The PROPELLER technique is a well-established method for image acquisition when motion reduction is desired especially in the imaging of the abdomen, lung, or shoulder joint [13, 16, 43,44,45,46,47]. Blood flow in the axillary vessels could be a potential source of pulsation artifacts in shoulder MRI; therefore, the use of the PROPELLER technique should be considered to minimize motion artifacts. Application of the PROPELLER technique in our study resulted in suppression of motion artifacts in both conventional and DL sequences, and no motion artifacts were noted.

These findings are in accordance with the study of Hahn et al who investigated the retrospective application of DL reconstructions for fast spin-echo sequences for accelerated shoulder MRI [19]. The mean scan time for accelerated MRI sequences in the study of Hahn et al was 3 min 5 s with the image quality lower than that in conventional MRI sequences, whereas application of deep-learning reconstruction resulted in image quality comparable with that of conventional sequences. While Hahn et al performed a retrospective study, we prospectively investigated a PROPELLER acquisition technique to minimize motion artifacts in combination with DL reconstruction.

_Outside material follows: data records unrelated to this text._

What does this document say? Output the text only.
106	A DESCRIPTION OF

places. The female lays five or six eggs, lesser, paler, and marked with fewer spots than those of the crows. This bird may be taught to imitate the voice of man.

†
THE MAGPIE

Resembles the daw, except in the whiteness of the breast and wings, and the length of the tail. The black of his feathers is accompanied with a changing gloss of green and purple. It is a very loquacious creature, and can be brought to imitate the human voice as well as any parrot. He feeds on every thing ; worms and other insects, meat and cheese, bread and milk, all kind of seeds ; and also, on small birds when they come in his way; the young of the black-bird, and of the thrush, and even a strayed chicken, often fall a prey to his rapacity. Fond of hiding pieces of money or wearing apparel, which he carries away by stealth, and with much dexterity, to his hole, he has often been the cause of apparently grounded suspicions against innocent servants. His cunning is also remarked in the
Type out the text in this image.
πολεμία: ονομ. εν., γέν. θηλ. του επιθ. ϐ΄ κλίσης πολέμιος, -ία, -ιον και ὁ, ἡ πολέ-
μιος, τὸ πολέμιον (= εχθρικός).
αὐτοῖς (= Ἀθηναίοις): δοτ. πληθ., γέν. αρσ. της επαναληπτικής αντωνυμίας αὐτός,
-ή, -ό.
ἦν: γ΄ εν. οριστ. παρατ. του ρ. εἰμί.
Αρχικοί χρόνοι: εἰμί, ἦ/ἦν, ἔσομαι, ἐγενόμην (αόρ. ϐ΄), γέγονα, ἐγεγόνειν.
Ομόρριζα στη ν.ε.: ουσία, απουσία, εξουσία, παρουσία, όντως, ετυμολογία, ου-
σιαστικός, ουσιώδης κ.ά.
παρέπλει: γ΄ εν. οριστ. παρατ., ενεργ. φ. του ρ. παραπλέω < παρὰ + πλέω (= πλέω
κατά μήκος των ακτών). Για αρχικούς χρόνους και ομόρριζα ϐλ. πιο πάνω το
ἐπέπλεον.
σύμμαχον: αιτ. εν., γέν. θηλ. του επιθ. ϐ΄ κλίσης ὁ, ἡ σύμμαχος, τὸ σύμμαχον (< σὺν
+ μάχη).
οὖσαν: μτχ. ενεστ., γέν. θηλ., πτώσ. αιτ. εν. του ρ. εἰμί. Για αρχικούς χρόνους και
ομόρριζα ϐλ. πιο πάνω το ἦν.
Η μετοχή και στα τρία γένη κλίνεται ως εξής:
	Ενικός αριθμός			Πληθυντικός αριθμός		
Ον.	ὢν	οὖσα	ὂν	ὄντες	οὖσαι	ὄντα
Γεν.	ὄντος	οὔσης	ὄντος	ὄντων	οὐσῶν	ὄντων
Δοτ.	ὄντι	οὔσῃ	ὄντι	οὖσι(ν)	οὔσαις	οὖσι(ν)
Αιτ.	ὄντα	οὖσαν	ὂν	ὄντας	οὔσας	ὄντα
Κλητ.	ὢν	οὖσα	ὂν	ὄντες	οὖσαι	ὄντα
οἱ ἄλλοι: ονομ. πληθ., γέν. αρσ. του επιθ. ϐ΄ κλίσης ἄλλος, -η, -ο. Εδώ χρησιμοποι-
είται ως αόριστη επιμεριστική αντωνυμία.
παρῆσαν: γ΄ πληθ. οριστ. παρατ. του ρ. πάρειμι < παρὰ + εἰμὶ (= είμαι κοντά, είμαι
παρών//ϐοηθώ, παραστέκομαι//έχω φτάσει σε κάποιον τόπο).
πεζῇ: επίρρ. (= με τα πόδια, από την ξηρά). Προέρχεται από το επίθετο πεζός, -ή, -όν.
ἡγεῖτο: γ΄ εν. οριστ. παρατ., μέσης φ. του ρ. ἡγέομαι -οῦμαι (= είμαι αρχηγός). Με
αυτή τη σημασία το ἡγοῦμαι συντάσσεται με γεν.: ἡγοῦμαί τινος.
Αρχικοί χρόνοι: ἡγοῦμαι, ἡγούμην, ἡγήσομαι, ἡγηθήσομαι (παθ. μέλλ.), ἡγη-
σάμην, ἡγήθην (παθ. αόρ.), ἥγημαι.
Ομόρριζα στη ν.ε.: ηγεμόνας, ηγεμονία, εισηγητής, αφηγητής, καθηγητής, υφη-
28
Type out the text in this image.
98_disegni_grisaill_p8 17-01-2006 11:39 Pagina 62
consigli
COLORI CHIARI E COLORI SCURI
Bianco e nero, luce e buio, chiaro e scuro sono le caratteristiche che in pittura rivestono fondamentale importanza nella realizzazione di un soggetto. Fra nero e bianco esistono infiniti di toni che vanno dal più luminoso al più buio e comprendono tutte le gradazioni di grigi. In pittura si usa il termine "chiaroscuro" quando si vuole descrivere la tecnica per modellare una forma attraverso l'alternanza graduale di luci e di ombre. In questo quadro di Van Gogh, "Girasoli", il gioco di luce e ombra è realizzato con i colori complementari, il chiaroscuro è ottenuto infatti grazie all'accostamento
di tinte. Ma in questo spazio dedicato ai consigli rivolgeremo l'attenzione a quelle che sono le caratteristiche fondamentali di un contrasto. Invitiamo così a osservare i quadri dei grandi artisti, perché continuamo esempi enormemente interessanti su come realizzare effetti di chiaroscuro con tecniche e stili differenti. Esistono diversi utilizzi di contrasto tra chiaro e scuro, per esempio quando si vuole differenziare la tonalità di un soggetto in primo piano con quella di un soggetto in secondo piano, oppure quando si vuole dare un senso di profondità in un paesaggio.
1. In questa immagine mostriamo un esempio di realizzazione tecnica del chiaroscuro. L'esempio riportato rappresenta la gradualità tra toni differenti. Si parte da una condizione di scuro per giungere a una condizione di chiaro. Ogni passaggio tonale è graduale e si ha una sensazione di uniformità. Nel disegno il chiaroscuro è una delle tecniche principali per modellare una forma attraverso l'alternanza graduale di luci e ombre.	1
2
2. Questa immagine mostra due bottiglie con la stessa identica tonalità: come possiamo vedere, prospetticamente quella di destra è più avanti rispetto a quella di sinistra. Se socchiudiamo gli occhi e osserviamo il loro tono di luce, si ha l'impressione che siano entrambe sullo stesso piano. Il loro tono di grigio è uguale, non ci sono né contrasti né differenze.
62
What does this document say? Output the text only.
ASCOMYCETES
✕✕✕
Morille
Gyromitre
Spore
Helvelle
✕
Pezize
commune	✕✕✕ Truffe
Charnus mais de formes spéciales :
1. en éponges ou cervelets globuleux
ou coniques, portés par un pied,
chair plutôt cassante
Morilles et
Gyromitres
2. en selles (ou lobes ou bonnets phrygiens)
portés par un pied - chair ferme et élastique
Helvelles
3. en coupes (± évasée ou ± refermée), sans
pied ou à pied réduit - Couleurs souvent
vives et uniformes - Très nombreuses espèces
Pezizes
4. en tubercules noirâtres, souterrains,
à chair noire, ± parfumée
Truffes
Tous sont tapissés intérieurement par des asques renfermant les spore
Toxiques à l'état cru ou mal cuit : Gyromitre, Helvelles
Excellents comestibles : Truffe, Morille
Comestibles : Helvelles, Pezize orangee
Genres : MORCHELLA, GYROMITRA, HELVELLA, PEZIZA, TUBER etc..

The substantial reduction of scan time not only allows for higher patient throughput per scanner but also likely affords higher patient comfort.

There was a moderate inter-reader agreement for image quality on conventional and DL sequences, and a moderate agreement for diagnostic confidence on both conventional and DL sequences. The unusual image impression of novel DL sequences to readers who were accustomed to reading conventional MR images might have impacted on subjective image quality perception.

Our study has several limitations. First, all MR images were acquired using the PROPELLER technique; hence, we did not perform a comparison of conventional FSE and the PROPELLER sequences for acquisition of the accelerated sequences used for post-processing using DL. While FSE sequences have been conventionally applied for acquisition of DL as previously described, there is lack of literature on application of the PROPELLER technique for deep-learning-based reconstructions [19,20,21].

Second, we did not follow up the patients with suspected injuries of the shoulder joint, and there was no correlation of MRI findings with an arthroscopic reference standard. Nevertheless, a good correlation of MR findings and arthroscopy in evaluation of the shoulder pathologies has been described in previous studies with a high accuracy in diagnosis of rotator cuff tears, osteochondral defects, and some labral tears, and in assessment of the muscle quality [48,49,50,51,52,53,54]. Moreover, the main aim of this study was to compare image quality and diagnostic performance of the conventional PROPELLER technique versus those using DL reconstructions. Finally, we did not analyse the impact of the PROPELLER technique on image quality and diagnostic performance for imaging of shoulder implants and postoperative susceptibility artifacts. This would be interesting to analyse in further studies.

In summary, the motion-corrected PROPELLER MR imaging technique with DL post-processing showed superior image quality and higher diagnostic confidence compared to the conventional PROPELLER sequences in imaging of the shoulder joint. Pathologies of the shoulder joint can be assessed correctly in the conventional PROPELLER and DL sequences. Due to significantly shorter scan times and higher SNR and CNR compared to conventional sequences, post-processed PROPELLER sequences using DL could be considered for clinical use after further validation at other sites.